Connecting Device: The critical link which joins the body wear to the anchorage/anchorage connector (Ex: shock-
absorbing lanyard, fall limiter, self-retracting lifeline, rope grab, etc.)
- Potential fall distance must be calculated to determine type of connecting device to be used – typically, under 18-
1/2 ft. (5.6m), always use a self-retracting lifeline/fall limiter; over 18-1/2 ft. (5.6m), use a shock-absorbing lanyard
or self-retracting lifeline/fall limiter.
- Should also be selected based on work to be performed and the work environment.
- Shock-absorbing lanyards can expand up to 3-1/2 ft. (1.1m) when arresting a fall; attach lanyards to the harness
back D-ring only; never tie a knot in any web lanyard – it reduces the strength by 50%.

Cartoon of a man with railroad tie almost hitting a man behind him through carelessness.l

Common Sense and Accident Prevention

Common Sense and Accident Prevention

Generally speaking, we are not born with common sense, we acquire it throughout life. Actually, common sense is really common experience–we learn about life from others’ experiences as well as our own. Awareness of your environment, self-preservation and concern for your fellow workers are all factors in good common sense. Contrary to popular opinion, all workers can prevent themselves from getting hurt. The easy way to avoid pain is to observe how others have taken risks and been injured, rather than learning the hard way–from your own injury. That’s common sense!

The experts say at least 80% of industrial accidents are caused by unsafe acts on the part of employees–and not by unsafe conditions. Although employers are required by law to provide a safe and healthful workplace, it is up to you to be aware of your work environment and follow safe work practices. By avoiding unsafe acts and practicing common sense, your work will go smoother, with less chance for accidents.

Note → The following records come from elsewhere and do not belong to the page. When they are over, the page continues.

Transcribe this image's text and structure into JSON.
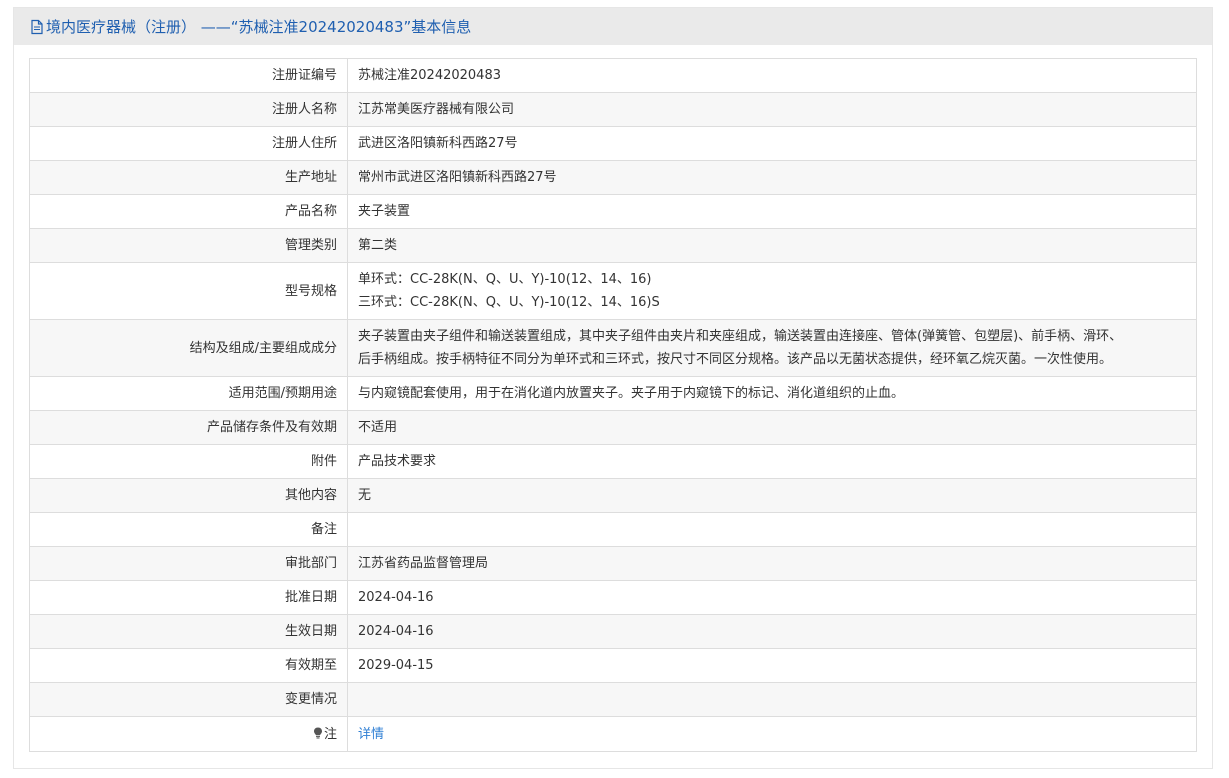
{
  "header": {
    "title": "境内医疗器械（注册） ——“苏械注准20242020483”基本信息",
    "icon": "document-icon"
  },
  "rows": [
    {
      "label": "注册证编号",
      "value": "苏械注准20242020483"
    },
    {
      "label": "注册人名称",
      "value": "江苏常美医疗器械有限公司"
    },
    {
      "label": "注册人住所",
      "value": "武进区洛阳镇新科西路27号"
    },
    {
      "label": "生产地址",
      "value": "常州市武进区洛阳镇新科西路27号"
    },
    {
      "label": "产品名称",
      "value": "夹子装置"
    },
    {
      "label": "管理类别",
      "value": "第二类"
    },
    {
      "label": "型号规格",
      "lines": [
        "单环式：CC-28K(N、Q、U、Y)-10(12、14、16)",
        "三环式：CC-28K(N、Q、U、Y)-10(12、14、16)S"
      ]
    },
    {
      "label": "结构及组成/主要组成成分",
      "lines": [
        "夹子装置由夹子组件和输送装置组成，其中夹子组件由夹片和夹座组成，输送装置由连接座、管体(弹簧管、包塑层)、前手柄、滑环、",
        "后手柄组成。按手柄特征不同分为单环式和三环式，按尺寸不同区分规格。该产品以无菌状态提供，经环氧乙烷灭菌。一次性使用。"
      ]
    },
    {
      "label": "适用范围/预期用途",
      "value": "与内窥镜配套使用，用于在消化道内放置夹子。夹子用于内窥镜下的标记、消化道组织的止血。"
    },
    {
      "label": "产品储存条件及有效期",
      "value": "不适用"
    },
    {
      "label": "附件",
      "value": "产品技术要求"
    },
    {
      "label": "其他内容",
      "value": "无"
    },
    {
      "label": "备注",
      "value": ""
    },
    {
      "label": "审批部门",
      "value": "江苏省药品监督管理局"
    },
    {
      "label": "批准日期",
      "value": "2024-04-16"
    },
    {
      "label": "生效日期",
      "value": "2024-04-16"
    },
    {
      "label": "有效期至",
      "value": "2029-04-15"
    },
    {
      "label": "变更情况",
      "value": ""
    }
  ],
  "note": {
    "label": "注",
    "icon": "lightbulb-icon",
    "link_text": "详情"
  },
  "colors": {
    "header_text": "#1f5fb0",
    "link": "#2f7fd4",
    "header_bg": "#eaeaea",
    "border": "#dddddd",
    "stripe": "#f7f7f7"
  }
}
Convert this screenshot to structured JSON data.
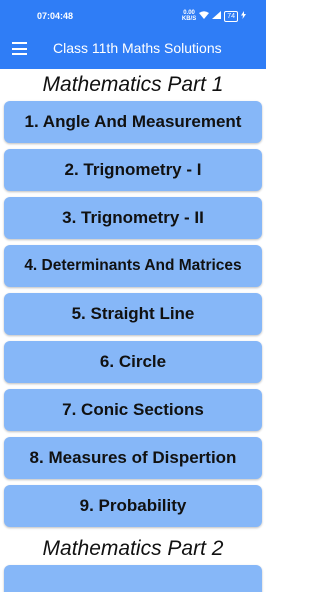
{
  "status_bar": {
    "time": "07:04:48",
    "speed_value": "0.00",
    "speed_unit": "KB/S",
    "battery": "74"
  },
  "toolbar": {
    "title": "Class 11th Maths Solutions",
    "menu_icon": "hamburger-menu-icon"
  },
  "sections": [
    {
      "title": "Mathematics Part 1",
      "topics": [
        "1. Angle And Measurement",
        "2. Trignometry - I",
        "3. Trignometry - II",
        "4. Determinants And Matrices",
        "5. Straight Line",
        "6. Circle",
        "7. Conic Sections",
        "8. Measures of Dispertion",
        "9. Probability"
      ]
    },
    {
      "title": "Mathematics Part 2",
      "topics": []
    }
  ],
  "colors": {
    "app_bar": "#2f7df6",
    "topic_button": "#86b7f8"
  }
}
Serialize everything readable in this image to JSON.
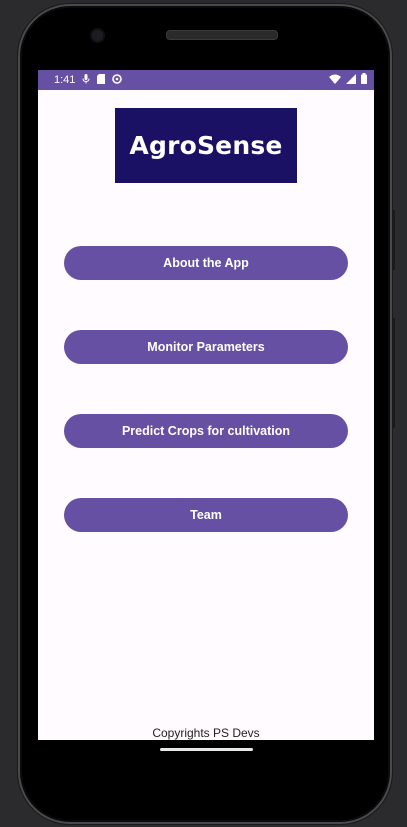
{
  "status_bar": {
    "time": "1:41",
    "icons_left": [
      "mic-icon",
      "sim-card-icon",
      "sync-icon"
    ],
    "icons_right": [
      "wifi-icon",
      "signal-icon",
      "battery-icon"
    ]
  },
  "app": {
    "logo_text": "AgroSense",
    "buttons": [
      {
        "label": "About the App"
      },
      {
        "label": "Monitor Parameters"
      },
      {
        "label": "Predict Crops for cultivation"
      },
      {
        "label": "Team"
      }
    ],
    "footer": "Copyrights PS Devs"
  },
  "colors": {
    "accent": "#6650a4",
    "logo_bg": "#1a1164",
    "screen_bg": "#fffbfe"
  }
}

Statistically, most accidents are caused by unsafe acts, including:
Being In A Hurry – Sometimes there is more concern for completing a job quickly instead of safely. Take time to do a good job and a safe job.

Taking Chances – Daring behavior or blatant disregard for safe work practices can put the whole work team at risk. Follow all company safety rules and watch out for your fellow employees. Horseplay is never appropriate on the job and can lead to disciplinary action.

Being Preoccupied – Daydreaming, drifting off at work, thinking about the weekend and not paying attention to your work can get you seriously hurt or even killed. Focus on the work you are paid to do. If your mind is troubled or distracted, you’re at risk for an accident.

Having A Negative Attitude – Being angry or in a bad mood can lead to severe accidents because anger nearly always rules over caution. Flying off the handle at work is potentially dangerous. Keep your bad moods in check, or more than one person may be hurt. Remember to stay cool and in charge of your emotions.

Failing To Look For Hidden Hazards – At many jobsites, work conditions are constantly changing. Sometimes new, unexpected hazards develop. Always be alert for changes in the environment. Hidden hazards include spilled liquids that could cause slips and falls; out-of-place objects that can be tripped over; unmarked floor openings one could step into; low overhead pipes that could mean a head injury; and other workers who don’t see you enter their hazardous work area.

Remember to stay alert for hazards, so you won’t become one more accident statistic: You can do a quality job without rushing. Maintain a positive attitude and keep your mind on your work. This is just common sense–something smart workers use!